We’ll begin with a disclaimer, better late than never. I’m not an economist. I avoided taking Economics 101 as an undergraduate, which was in retrospect a mistake on my part. To be truthful, I exhausted just about my entire spectrum of business knowledge three columns into my very short career as this newspaper’s business writer.
Supply and demand is a concept so simple that laypeople have no trouble understanding it. Alas, the business world is very seldom that simple — and the bigger the commodity, the more variables work their way into the equation.
News flash number one: International oil pricing is complex. Part of the high cost of a barrel of oil in U.S. dollars comes from the fact that we’re buying them with U.S. dollars, which aren’t doing well against other currencies.
A geologist working at a nearby university e-mailed me a graph prepared this spring by the American Geological Institute (AGI). As oil prices began a big, continuing rise since early 2003, the gap has widened further and further between oil bought with dollars (expensive) and the price in Euros, the standard European currency (cheaper).
The price of oil might only be $65 a barrel today if the dollar had remained strong, it concluded.
Since many oil-producing nations use the U.S. dollar as the basis for their own currency, the value of their money has been dropping as well, and they’re charging more for their oil to recoup some of the lost purchasing power. A result is that the price of oil here in America “can, in turn, further weaken the dollar,” according to the AGI. “Resource economics is a complex feedback loop,” it said.

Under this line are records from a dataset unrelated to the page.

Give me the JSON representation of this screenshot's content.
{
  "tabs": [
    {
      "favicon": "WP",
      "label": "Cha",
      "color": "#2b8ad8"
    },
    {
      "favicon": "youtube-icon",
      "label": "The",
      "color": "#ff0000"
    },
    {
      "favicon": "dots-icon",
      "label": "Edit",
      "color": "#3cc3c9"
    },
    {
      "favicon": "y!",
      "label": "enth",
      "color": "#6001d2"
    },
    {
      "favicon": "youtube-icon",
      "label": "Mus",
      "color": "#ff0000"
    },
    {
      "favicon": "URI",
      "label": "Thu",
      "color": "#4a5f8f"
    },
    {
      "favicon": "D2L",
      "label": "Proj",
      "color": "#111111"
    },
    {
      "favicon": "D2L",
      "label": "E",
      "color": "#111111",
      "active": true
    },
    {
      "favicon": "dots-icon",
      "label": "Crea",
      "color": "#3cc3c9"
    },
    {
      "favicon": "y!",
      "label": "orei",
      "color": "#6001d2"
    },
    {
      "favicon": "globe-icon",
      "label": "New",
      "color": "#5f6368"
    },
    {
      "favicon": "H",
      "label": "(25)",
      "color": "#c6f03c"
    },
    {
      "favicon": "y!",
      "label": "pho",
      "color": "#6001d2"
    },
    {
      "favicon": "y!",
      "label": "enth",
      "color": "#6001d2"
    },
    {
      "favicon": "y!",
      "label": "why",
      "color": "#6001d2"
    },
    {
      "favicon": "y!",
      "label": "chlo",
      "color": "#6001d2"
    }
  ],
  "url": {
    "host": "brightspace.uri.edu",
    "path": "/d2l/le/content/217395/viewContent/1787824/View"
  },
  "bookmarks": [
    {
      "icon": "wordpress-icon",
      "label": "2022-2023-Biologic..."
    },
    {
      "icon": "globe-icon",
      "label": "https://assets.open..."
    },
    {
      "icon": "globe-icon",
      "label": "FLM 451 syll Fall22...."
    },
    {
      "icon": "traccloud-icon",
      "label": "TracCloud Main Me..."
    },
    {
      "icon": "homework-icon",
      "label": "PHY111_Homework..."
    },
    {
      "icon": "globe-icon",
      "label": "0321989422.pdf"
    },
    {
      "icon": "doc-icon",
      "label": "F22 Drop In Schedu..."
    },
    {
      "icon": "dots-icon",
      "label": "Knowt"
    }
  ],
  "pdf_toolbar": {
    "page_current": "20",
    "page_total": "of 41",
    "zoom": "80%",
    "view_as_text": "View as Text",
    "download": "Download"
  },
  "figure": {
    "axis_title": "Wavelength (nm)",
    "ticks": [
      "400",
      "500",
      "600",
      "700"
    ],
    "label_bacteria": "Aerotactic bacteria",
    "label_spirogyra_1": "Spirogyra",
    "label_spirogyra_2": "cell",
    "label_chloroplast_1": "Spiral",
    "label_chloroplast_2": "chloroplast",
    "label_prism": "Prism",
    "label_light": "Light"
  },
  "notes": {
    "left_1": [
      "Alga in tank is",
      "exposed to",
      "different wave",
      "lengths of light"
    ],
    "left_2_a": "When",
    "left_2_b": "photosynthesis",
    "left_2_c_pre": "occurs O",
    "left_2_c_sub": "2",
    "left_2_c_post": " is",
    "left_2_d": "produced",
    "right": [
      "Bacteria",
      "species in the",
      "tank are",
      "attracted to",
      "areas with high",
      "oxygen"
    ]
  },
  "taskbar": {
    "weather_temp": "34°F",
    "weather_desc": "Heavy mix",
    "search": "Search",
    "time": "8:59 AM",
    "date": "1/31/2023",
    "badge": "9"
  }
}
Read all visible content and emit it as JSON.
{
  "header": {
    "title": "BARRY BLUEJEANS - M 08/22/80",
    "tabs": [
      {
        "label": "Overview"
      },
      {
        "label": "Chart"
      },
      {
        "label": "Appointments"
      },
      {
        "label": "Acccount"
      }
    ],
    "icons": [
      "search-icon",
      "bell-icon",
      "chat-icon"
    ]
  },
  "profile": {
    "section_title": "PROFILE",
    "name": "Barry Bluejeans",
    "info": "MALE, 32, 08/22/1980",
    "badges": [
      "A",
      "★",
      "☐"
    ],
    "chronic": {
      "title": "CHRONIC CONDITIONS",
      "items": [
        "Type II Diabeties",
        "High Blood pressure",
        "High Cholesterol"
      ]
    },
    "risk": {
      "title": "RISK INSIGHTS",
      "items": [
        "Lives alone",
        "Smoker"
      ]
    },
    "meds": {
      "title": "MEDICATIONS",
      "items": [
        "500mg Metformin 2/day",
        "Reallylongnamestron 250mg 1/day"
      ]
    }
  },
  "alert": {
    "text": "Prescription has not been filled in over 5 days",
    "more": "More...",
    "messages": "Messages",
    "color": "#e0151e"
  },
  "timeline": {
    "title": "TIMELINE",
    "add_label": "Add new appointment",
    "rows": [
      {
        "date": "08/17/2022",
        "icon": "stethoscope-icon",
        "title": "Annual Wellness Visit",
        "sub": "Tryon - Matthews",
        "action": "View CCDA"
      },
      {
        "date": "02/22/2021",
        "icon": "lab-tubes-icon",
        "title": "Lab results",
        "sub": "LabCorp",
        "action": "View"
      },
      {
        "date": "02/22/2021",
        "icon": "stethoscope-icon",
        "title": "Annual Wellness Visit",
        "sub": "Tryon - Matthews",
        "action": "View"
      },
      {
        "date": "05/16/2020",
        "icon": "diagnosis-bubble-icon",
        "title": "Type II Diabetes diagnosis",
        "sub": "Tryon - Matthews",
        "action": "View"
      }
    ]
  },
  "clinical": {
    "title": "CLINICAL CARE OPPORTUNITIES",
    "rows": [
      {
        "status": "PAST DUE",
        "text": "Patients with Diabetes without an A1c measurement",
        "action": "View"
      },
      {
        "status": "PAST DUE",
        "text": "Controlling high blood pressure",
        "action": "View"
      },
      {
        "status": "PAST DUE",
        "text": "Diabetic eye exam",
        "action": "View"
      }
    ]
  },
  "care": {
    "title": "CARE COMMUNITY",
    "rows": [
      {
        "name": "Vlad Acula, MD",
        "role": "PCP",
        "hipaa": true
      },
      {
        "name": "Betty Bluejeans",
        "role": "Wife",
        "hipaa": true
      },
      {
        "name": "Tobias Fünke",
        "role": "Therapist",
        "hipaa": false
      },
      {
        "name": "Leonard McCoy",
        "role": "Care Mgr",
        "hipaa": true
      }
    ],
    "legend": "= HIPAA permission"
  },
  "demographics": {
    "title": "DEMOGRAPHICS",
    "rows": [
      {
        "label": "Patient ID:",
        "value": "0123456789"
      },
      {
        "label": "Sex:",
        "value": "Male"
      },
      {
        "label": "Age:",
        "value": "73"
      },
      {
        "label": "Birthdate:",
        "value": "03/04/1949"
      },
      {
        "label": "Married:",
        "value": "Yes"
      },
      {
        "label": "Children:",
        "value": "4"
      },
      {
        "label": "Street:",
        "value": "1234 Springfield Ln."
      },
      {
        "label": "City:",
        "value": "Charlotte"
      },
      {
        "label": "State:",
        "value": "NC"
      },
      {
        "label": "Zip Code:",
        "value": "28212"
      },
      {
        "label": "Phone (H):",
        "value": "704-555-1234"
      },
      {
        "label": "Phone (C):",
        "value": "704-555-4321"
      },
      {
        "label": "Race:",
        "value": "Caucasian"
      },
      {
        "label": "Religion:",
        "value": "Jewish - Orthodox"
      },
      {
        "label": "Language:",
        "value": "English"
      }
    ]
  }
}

Supply, demand and feedback loops. My education in economics has just started. But, so has my introduction to agribusiness.
My next lesson was about distillers grains, which is a by-product of the creation of ethanol. There’s a website devoted to the product (distillersgrains.org) and even a Distillers Grains Technology Council, run by a Mr. Staff (no, I am not making this up) at the University of Louisville.
As I understand it (and I’m sure someone will correct me if I’m wrong), proteins, fats and other stuff that cows need to eat are left behind after ethanol is extracted from the starch in field crops.
This stuff, in a dried form, is easily shippable to farms where it can be combined with feed to improve, say, the productivity of dairy cows with less chance of an ailment known as rumen acidosis.
It even improves the amount of digestible phosphorus in a pig’s diet, which is a good thing.
But wait. This column is starting to sound like tips from your local extension agent. (No harm meant to extension agents, of course. Y’all don’t need to start sending me e-mails, too.)
To cut to the chase, this whole distillers grain thing counters the simplification, popularized by some network news writers and contained in this column last week, that food crops are being sacrificed wholly and completely in order to put ethanol in our cars and trucks.
Of course, there’s more than one way to go about corresponding with columnists, and e-mailers represented both extremes this past week. The geologist was scholarly, and gentle in suggesting that the AGI analysis “may be of interest.” The gentleman who tipped me off about distillers grains told me “you are 100 percent wrong in your assumption” about ethanol and bluntly advised me to “stick to sports.”
Yep, I’m no economist, but I’m determined never to stop learning. And as my farmer friend Luther would say, “You’ll catch more flies with molasses than with vinegar.”
Tom Bone is a committed lifelong learner as well as a Daily Telegraph columnist, sports writer and editorial cartoonist.